Several Congolese, Malian and Yemeni groups have been added to the United Nations' annual black list of groups violating children's rights in wartime, the world body said this week.
Secretary-General Antonio Guterres voiced alarm at the sharp increase in violations.
"The number of children killed and maimed in Yemen remains unacceptably high, and those numbers have remained high in the first quarter of 2018, as does the number of children recruited and used by armed forces and groups," he said.
"In 2017, there is a large increase in the number of violations" as compared to 2016, he added, referring to "at least 6,000 verified violations attributed to government forces and more than 15,000 to non-state armed groups."
In the Democratic Republic of Congo, the Bana Mura militia "committed rape, sexual abuse and kidnapping," while the Kamuina Nsapu militia "recruited and used children on a large scale, attacked schools and hospitals and kidnappings," a UN report says.
Mali's pro-government Platform militia were listed for "recruiting and using children," as were Yemen's Security Belt Forces.

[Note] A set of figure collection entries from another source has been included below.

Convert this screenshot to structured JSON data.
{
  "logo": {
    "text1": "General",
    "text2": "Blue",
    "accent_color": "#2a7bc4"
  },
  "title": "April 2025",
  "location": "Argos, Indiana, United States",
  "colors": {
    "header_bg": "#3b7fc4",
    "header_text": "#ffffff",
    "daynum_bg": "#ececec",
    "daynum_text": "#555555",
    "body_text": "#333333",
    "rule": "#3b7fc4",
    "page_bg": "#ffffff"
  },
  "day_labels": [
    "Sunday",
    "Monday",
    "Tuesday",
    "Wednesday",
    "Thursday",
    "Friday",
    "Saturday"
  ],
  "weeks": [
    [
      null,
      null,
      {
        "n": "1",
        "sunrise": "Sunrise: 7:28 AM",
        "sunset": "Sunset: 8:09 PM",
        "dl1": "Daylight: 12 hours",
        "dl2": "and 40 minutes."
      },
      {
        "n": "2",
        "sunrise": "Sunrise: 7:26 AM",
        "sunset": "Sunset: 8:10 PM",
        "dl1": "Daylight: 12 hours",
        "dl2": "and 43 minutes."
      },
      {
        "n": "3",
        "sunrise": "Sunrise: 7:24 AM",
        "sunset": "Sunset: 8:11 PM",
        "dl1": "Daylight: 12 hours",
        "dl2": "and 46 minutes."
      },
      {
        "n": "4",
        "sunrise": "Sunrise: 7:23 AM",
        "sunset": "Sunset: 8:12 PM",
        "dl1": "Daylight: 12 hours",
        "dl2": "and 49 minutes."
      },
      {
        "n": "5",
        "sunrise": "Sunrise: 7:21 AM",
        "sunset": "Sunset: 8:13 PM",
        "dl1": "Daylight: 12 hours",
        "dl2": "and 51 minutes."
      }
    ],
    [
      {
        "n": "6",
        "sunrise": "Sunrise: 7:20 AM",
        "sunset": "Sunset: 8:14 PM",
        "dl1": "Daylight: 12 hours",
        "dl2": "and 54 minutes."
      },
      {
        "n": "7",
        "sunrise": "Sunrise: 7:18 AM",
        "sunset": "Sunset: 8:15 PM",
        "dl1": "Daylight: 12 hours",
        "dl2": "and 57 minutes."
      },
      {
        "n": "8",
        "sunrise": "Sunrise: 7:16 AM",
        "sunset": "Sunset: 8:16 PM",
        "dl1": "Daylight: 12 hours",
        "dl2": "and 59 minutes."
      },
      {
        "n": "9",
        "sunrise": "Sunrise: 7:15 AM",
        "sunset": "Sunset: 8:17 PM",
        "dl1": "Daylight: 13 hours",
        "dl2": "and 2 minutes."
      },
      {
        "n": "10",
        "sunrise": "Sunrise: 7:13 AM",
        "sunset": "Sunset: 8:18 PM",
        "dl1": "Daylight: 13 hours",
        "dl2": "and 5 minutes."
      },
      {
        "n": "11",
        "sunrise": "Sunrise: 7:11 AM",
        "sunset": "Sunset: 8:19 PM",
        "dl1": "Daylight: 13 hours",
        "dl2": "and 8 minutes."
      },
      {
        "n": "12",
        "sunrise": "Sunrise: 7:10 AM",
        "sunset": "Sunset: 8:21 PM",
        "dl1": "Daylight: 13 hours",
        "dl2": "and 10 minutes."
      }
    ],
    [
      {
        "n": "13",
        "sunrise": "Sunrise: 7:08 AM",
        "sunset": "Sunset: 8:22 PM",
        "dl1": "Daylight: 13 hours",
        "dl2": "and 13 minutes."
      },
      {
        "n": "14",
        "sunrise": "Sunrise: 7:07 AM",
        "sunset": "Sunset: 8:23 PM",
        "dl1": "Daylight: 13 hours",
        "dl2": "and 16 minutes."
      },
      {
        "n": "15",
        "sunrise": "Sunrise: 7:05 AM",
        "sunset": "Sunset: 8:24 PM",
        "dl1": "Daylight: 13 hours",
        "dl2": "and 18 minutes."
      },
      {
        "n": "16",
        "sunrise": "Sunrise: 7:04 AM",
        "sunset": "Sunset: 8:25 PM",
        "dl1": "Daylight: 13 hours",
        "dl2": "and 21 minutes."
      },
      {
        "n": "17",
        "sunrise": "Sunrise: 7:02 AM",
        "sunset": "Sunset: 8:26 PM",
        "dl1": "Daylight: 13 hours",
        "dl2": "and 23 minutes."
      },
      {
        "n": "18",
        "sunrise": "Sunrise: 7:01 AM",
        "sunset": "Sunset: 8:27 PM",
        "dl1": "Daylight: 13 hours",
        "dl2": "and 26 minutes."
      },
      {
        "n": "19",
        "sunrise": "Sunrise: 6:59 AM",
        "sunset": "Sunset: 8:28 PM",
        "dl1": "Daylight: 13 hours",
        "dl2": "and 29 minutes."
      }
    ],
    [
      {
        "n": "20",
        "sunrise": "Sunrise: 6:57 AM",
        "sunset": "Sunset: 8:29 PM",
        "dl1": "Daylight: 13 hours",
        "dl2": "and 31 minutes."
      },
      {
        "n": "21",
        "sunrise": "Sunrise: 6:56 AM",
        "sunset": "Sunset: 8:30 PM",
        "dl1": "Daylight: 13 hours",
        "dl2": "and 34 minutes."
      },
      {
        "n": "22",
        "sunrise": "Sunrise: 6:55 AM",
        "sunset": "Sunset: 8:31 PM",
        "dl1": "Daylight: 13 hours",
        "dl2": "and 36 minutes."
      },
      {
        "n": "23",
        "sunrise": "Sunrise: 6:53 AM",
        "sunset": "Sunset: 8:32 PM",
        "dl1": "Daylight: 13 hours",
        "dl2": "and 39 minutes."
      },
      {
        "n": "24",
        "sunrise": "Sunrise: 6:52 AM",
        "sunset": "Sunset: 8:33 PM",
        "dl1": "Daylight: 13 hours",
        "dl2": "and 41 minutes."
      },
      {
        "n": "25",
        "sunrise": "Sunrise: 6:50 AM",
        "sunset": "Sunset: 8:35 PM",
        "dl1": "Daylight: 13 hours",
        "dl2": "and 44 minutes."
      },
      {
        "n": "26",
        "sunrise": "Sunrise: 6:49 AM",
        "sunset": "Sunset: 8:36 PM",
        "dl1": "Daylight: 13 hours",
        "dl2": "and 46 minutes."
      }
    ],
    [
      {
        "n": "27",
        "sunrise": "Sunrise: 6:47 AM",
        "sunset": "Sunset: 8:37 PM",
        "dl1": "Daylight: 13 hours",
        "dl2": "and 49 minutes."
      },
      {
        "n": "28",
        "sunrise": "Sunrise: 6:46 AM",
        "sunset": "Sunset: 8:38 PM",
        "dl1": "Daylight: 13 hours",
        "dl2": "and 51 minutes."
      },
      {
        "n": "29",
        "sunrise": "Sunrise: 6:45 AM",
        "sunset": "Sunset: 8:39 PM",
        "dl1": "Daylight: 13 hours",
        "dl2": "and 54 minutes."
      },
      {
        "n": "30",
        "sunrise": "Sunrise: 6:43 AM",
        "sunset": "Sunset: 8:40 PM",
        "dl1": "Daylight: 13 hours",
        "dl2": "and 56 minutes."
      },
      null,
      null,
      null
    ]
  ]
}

The document lists some 15 countries in which violations of children's rights have been found.
Among them, Burma is named for military operations against the Rohingya Muslim minority.
"Verified cases of recruitment and use of children quadrupled in the Central African Republic and doubled in the Democratic Republic of Congo compared to 2016," the report says.
With the transformation of the FARC into a political party in Colombia, the group was removed from the list.
The Islamic State group in the Middle East and Boko Haram in Africa "continue to recruit and use children on a large scale, freeing themselves from the borders," the UN document says.